Nous avons fait de Randgold un leader du marché à tous les niveaux, de la découverte des gisements aux réserves par action, en passant par les rendements pour les actionnaires. Parallèlement, notre secteur risquait de perdre toute pertinence. Il y avait trop d'actifs gérés par trop d'équipes de direction qui n'étaient pas performantes. Le secteur avait besoin de se consolider. Nous nous concentrions sur les actifs de premier rang, et quel que soit l’angle sous lequel nous examinions la situation, Barrick apparaissait toujours comme la société qui en détenait le plus grand nombre dans le secteur. Nous en avions deux. La nouvelle stratégie s’appuie sur celle de Randgold. Nous voulons être l’entreprise aurifère la plus valorisée du secteur, en mettant l’accent sur la découverte, le développement et l’exploitation d’actifs de premier ou de deuxième rang, dans l’intérêt non seulement de nos actionnaires, mais aussi de toutes nos parties prenantes. Cette stratégie repose sur trois piliers : disposer des meilleurs actifs, des meilleures équipes de direction et des meilleurs rendements, ces derniers étant le résultat des deux premiers facteurs.
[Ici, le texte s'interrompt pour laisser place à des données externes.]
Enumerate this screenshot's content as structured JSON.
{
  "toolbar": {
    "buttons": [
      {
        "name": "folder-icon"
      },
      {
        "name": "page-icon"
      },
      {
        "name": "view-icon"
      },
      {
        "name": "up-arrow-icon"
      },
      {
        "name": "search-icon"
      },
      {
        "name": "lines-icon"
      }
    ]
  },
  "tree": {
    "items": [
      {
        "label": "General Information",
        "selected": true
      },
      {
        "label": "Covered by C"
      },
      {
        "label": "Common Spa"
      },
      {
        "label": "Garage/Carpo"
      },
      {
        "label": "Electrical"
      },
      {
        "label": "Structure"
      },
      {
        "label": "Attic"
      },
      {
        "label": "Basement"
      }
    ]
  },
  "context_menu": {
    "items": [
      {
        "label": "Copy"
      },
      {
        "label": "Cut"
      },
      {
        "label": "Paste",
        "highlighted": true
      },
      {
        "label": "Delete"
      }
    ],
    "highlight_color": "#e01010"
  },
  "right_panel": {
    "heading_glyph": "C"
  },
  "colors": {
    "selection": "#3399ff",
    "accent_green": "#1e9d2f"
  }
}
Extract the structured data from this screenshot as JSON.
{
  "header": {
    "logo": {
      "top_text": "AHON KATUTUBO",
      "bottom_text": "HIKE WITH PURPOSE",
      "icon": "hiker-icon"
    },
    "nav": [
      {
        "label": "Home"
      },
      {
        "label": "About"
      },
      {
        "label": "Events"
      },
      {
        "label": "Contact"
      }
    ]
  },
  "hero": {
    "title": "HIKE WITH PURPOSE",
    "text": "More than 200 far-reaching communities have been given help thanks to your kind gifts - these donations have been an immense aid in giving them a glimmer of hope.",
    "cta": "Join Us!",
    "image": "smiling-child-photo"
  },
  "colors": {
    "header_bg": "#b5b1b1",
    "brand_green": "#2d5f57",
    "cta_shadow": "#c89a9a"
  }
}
Peu après la fusion, nous avons conclu la coentreprise Nevada Gold Mines, qui regroupe les actifs de Newmont, Goldcorp et Barrick dans le Nevada.
Alors que vous cherchez à rationaliser votre portefeuille, sur quoi allez-vous vous concentrer et quels actifs sont susceptibles d’être cédés ?
Barrick ne possède aucun actif déficitaire, mais nous allons réduire notre portefeuille afin denous concentrer sur les actifs de premier et deuxième rangs. Les actifs non stratégiques seront déterminés en tempsvoulu. Notre stratégie consiste principalement à collaborer avec notre principal partenaire – le pays où nous opérons – afin d’attirer des investisseurs supplémentaires ou nouveaux, dans le but de continuer à contribuer à l’économie de ce pays par le développement du secteur minier. L’Afrique est au cœur de cette stratégie et nous disposons désormais d’une activité beaucoup plus importante, tout en conservant le même engagement envers tous les pays où nous opérons sur le continent. Bien sûr, la situation d’Acacia nous pose un défi, mais nous avons déclaré publiquement que nous travaillons à une solution qui permettra de sortir de l’impasse actuelle.
En ce qui concerne l'exploitation minière, le modèle de Randgold, basé sur des sous-traitants, sera-t-il transposé aux actifs de Barrick, ou l'inverse ?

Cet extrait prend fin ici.